Pendant ce temps, au niveau du Congrès américain, c’est la pression tous azimuts. Le président Trump n’a donc pas de répit. Les parlementaires américains veulent le voir à l’œuvre pour remettre de l’ordre en RDC – un pays dont la stabilité intéresse aussi bien le continent que toute la communauté internationale.

Aussi, face à l’intransigeance de principaux dirigeants congolais de bloquer le processus électoral par toutes sortes de subterfuges, les parlementaires américains ont visiblement opté pour la méthode forte. Objectif : dégager la voie vers la voie de l’alternance démocratique.  Celle-ci passe par une série de sanctions, incluant le gel des avoirs et l’interdiction de fouler le sol américain. Sont visées, particulièrement les têtes d’affiche du régime en place à Kinshasa.

Après le Sénat américain qui a pris une résolution le 22 juin 2018 imposant des sanctions contre des dirigeants congolais exerçant une influence négative dans la marche du processus électoral, les deux chambres réunis en congrès ont unanimement adopté en fin de semaine dernière une autre résolution qui vise particulièrement des dirigeants congolais reconnus responsables de graves violations des droits de l’homme répertoriés en cette période de crise préélectorale.

Si le congrès a pris le soin de taire leurs noms jusqu’à ce jour, l’opinion nationale sait d’ores et déjà de qui il s’agit. Suivez mon regard. L’objectif poursuivi par le Congrès américain est de voir l’administration Trump prendre à bras le corps le dossier congolais pour une sortie de crise le plus rapidement possible.
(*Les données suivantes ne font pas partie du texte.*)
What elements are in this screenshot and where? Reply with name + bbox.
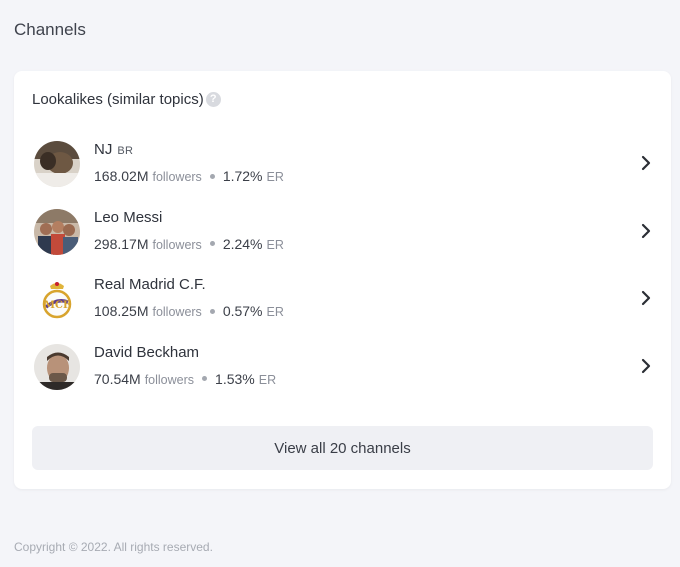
channel-name: Leo Messi — [94, 209, 162, 226]
card-title: Lookalikes (similar topics) ? — [32, 91, 221, 108]
channel-row-leo-messi[interactable]: Leo Messi 298.17M followers 2.24% ER — [14, 201, 671, 269]
page-title: Channels — [14, 20, 86, 39]
channel-stats: 168.02M followers 1.72% ER — [94, 168, 284, 184]
er-value: 1.72% — [222, 168, 263, 184]
channel-row-real-madrid[interactable]: MCF Real Madrid C.F. 108.25M followers 0.5… — [14, 268, 671, 336]
channel-stats: 298.17M followers 2.24% ER — [94, 236, 284, 252]
followers-label: followers — [144, 372, 195, 387]
lookalikes-card: Lookalikes (similar topics) ? NJ BR 168.0… — [14, 71, 671, 489]
followers-count: 108.25M — [94, 303, 149, 319]
channel-name: NJ BR — [94, 141, 133, 158]
followers-count: 70.54M — [94, 370, 141, 387]
separator-dot — [209, 308, 215, 314]
followers-label: followers — [152, 305, 202, 319]
card-title-text: Lookalikes (similar topics) — [32, 91, 204, 108]
separator-dot — [209, 173, 215, 179]
followers-count: 168.02M — [94, 168, 149, 184]
followers-label: followers — [152, 237, 202, 252]
er-value: 2.24% — [222, 235, 263, 252]
channel-row-nj[interactable]: NJ BR 168.02M followers 1.72% ER — [14, 133, 671, 201]
country-code: BR — [117, 145, 134, 157]
channel-stats: 70.54M followers 1.53% ER — [94, 371, 276, 387]
question-circle-icon[interactable]: ? — [205, 92, 221, 107]
followers-label: followers — [152, 170, 202, 184]
channel-name: David Beckham — [94, 344, 199, 361]
er-label: ER — [258, 372, 277, 387]
svg-text:MCF: MCF — [44, 300, 70, 311]
avatar-david-beckham — [34, 343, 80, 390]
channel-stats: 108.25M followers 0.57% ER — [94, 303, 284, 319]
chevron-right-icon[interactable] — [639, 356, 653, 376]
chevron-right-icon[interactable] — [639, 153, 653, 173]
footer-copyright: Copyright © 2022. All rights reserved. — [14, 540, 213, 554]
channel-name-text: NJ — [94, 141, 113, 158]
er-label: ER — [266, 170, 284, 184]
er-value: 1.53% — [215, 370, 255, 387]
chevron-right-icon[interactable] — [639, 221, 653, 241]
channel-name-text: David Beckham — [94, 343, 200, 361]
channel-list: NJ BR 168.02M followers 1.72% ER Leo Mes… — [14, 133, 671, 403]
er-value: 0.57% — [222, 303, 263, 319]
channel-name: Real Madrid C.F. — [94, 276, 206, 293]
chevron-right-icon[interactable] — [639, 288, 653, 308]
er-label: ER — [266, 237, 284, 252]
avatar-nj — [34, 141, 80, 187]
channel-row-david-beckham[interactable]: David Beckham 70.54M followers 1.53% ER — [14, 336, 671, 404]
avatar-leo-messi — [34, 208, 80, 255]
er-label: ER — [266, 305, 284, 319]
channel-name-text: Leo Messi — [94, 208, 163, 226]
real-madrid-crest-logo: MCF — [34, 276, 80, 322]
channel-name-text: Real Madrid C.F. — [94, 276, 206, 293]
separator-dot — [209, 241, 215, 247]
separator-dot — [202, 376, 208, 382]
view-all-channels-button[interactable]: View all 20 channels — [32, 426, 653, 470]
followers-count: 298.17M — [94, 235, 149, 252]
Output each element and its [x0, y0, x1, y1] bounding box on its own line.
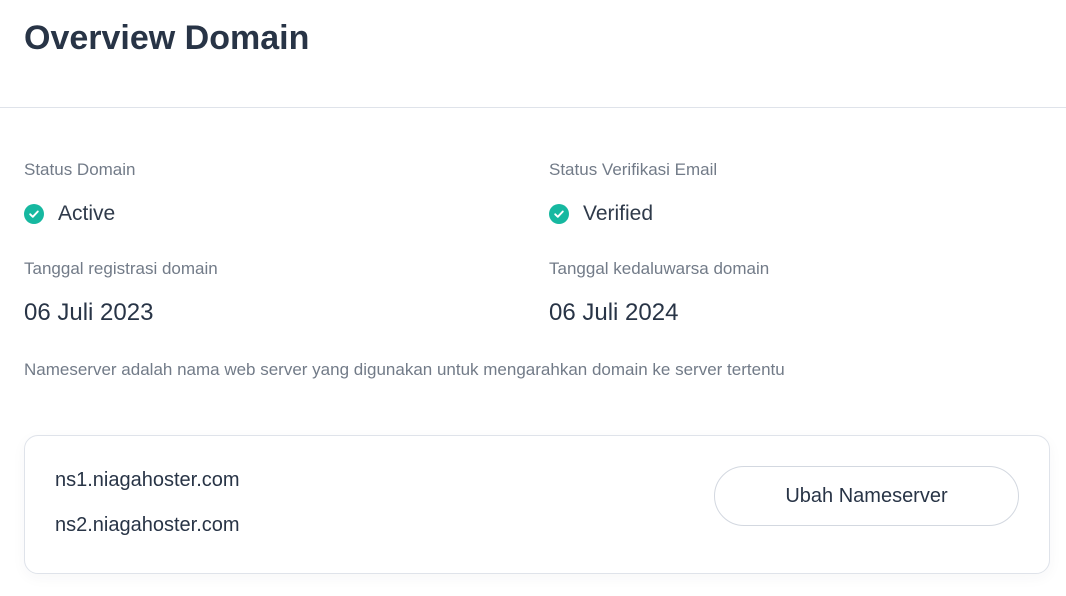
nameserver-card: ns1.niagahoster.com ns2.niagahoster.com …	[24, 435, 1050, 574]
status-domain-value: Active	[58, 202, 116, 225]
domain-overview-page: Overview Domain Status Domain Active Tan…	[0, 0, 1066, 596]
domain-details: Status Domain Active Tanggal registrasi …	[0, 108, 1066, 348]
status-domain: Active	[24, 202, 115, 226]
nameserver-description: Nameserver adalah nama web server yang d…	[24, 360, 785, 379]
expiration-date-value: 06 Juli 2024	[549, 299, 679, 326]
change-nameserver-button[interactable]: Ubah Nameserver	[714, 466, 1019, 526]
status-email-verification: Verified	[549, 202, 653, 226]
status-email-verification-value: Verified	[583, 202, 654, 225]
page-title: Overview Domain	[24, 19, 310, 57]
nameserver-item: ns2.niagahoster.com	[55, 514, 240, 536]
nameserver-item: ns1.niagahoster.com	[55, 469, 240, 491]
check-circle-icon	[549, 204, 569, 224]
registration-date-label: Tanggal registrasi domain	[24, 259, 218, 278]
status-email-verification-label: Status Verifikasi Email	[549, 160, 718, 179]
page-header: Overview Domain	[0, 0, 1066, 108]
domain-info-grid: Status Domain Active Tanggal registrasi …	[24, 108, 1042, 348]
check-circle-icon	[24, 204, 44, 224]
registration-date-value: 06 Juli 2023	[24, 299, 154, 326]
expiration-date-label: Tanggal kedaluwarsa domain	[549, 259, 770, 278]
status-domain-label: Status Domain	[24, 160, 136, 179]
Et sur ce point précis, les Etats-Unis ne transigent pas sur la date du 23 décembre 2018, retenue pour la tenue de scrutins combinés incluant la présidentielle ainsi que les législatives nationales et provinciales.

Le Sénat ne lâche pas prise

Si la Chambre des représentants des Etats-Unis, à dominance Républicaine, se montre moins entreprenante sur le dossier congolais, le Sénat quant à lui, particulièrement les démocrates qui siègent au sous-comité des relations extérieures sur l’Afrique, ne laisse pas de répit au président des États-Unis, Donald Trump. Si la tenue des élections est prévue pour le 23 décembre 2018, le Sénat américain estime que ce n’est pas une raison pour les États-Unis de relâcher la pression sur Kinshasa qu’il soupçonne de tout mettre en œuvre pour torpiller la suite  du processus électoral.

Après s’être montré très attentif sur la situation de crise qui plonge la RDC et toute la région de l’Afrique centrale dans l’incertitude, le Sénat américain a adopté, le 22 juin 2018, une résolution qui exhorte la République démocratique du Congo à « prendre des mesures concrètes pour assurer le transfert pacifique du pouvoir en organisant des élections libres et équitables avant la fin de l’année ». Initiée par les sénateurs Cory Booker et Jeff Flake, la résolution met donc plus de pression autant sur le président Kabila que sur son homologue américain, Donald Trump.

Très engagé sur la RDC auprès de hautes instances politiques américaines, le sénateur Booker a déclaré que « cette résolution envoie un message clair au président Kabila, au gouvernement de la RDC et au peuple congolais que les États-Unis surveillent non seulement de près, mais sont prêts à relever de manière significative les enjeux pour ceux qui continuent d’entraver un processus électoral libre et équitable ».

Même si Kinshasa continue à brandir l’arme souverainiste chaque fois qu’on tente de le rappeler à l’ordre sur une possible dérive du processus électoral, au sein du establishment américain, le dossier se trouve en bonne place sur la table du président Trump. Kinshasa ferait mieux de ne pas minimiser tous les appels à la raison émis depuis Washington, capitale fédérale des États-Unis.